Probably we could also agree that clear-headed information and pedagogy would be a better way to approach the question than “propaganda”. So maybe we will agree on a redefinition of our goals: instead of picking out at each others for being “propagandists”, we could try to explain what is going on in Russia. That would be useful.
Let’s start with a good English-language book on the country today. Any ideas? In French, for example, one could get acquainted with Michel Foucher’s or Marie Mendras’ work. Foucher is an excellent geographer/diplomat, and Mendras a Russia specialist of old, generally critical of “Putin’s Russia” but often with good reasons.
@louisclerc: Thank you for the response to my last comment. I think you’re right when you say we have much that we can agree on and much that we can’t. I don’t agree with you, for example, about Western media, which I think is far more monolithic than you give it credit for. I do believe it exists as a category: the major television and newspaper outlets of the US and Europe. The currently in-vogue approach is to challenge the use of the word “Western”, because, after all, it isn’t really inclusive of all countries in one section of the world. But the word actually has a long history in the English language and the complaint seems to me quite beside the point.

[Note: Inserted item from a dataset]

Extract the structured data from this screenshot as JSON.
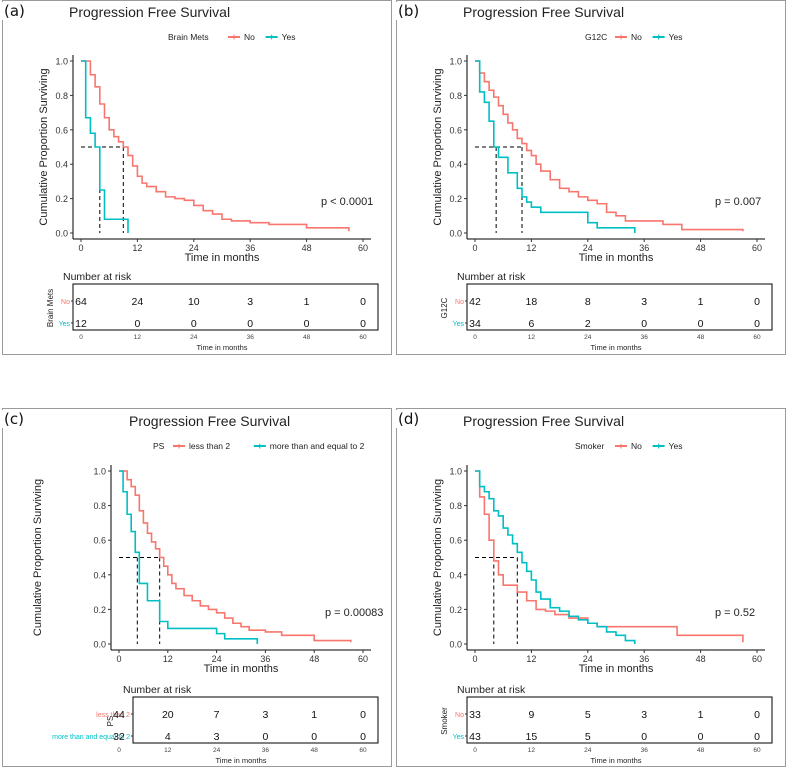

But I agree emphatically that it would be interesting to try to explain what’s going on in Russia. In that regard, and in specific response to your question about work in English on the subject, I would suggest starting with Stephen Cohen’s latest book, “Soviet Fates and Lost Alternatives: From Stalinism to the New Cold War”. Cohen is a professor of Russian studies at NYU and I think his perspective is more reasoned and balanced than most.
Stephen Cohen is very good, that much we can agree on…
I’ve seen Marie Mendras speak and have read her op-eds in Le Monde etc over the years. She’s excellent. Don’t know Michel Foucher. Will check him out. It’s been many years since I’ve read an actual book on Russia/the Soviet Union. Stephen Kotkin’s work looked very interesting and I thought about checking out his books. Maybe I will soon.
@Dojero: thank you for that.
@Arun: Mendras is indeed very good. Foucher is a former diplomat, but also a bona fide university geographer and writer (http://fr.wikipedia.org/wiki/Michel_Foucher). He has opinions on Russia I don’t entirely share, but he is incredibly erudit. Coming from both the academic and the diplomatic side he also has a very broad vision of things. He is also quite influential as a Foreign affairs authority – not so much anymore under Sarkozy, but under Jospin as the head of the Centre d’Analyse et de Prévision. Someone to keep in mind.
From Le Monde: La Russie face au scandale des tortures policières http://www.lemonde.fr/europe/article/2012/03/28/la-russie-face-au-scandale-des-tortures-policieres_1676973_3214.html
@Arun: I wonder how this is even remotely relevant to the discussion that’s been held here. Surely, you aren’t taking this particular scandal and suggesting that it proves something about Russia in general? About Russian police? Or perhaps we should now begin what would be the endless process of showing links to the police all around the world who have committed torture? If so, why not start a thread on that issue. It is certainly ubiquitous.
@dojero: I linked to the Le Monde article because it was relevant to what Louis Clerc wrote, notably his anecdote about the police. I didn’t feel like doing a whole new post around it.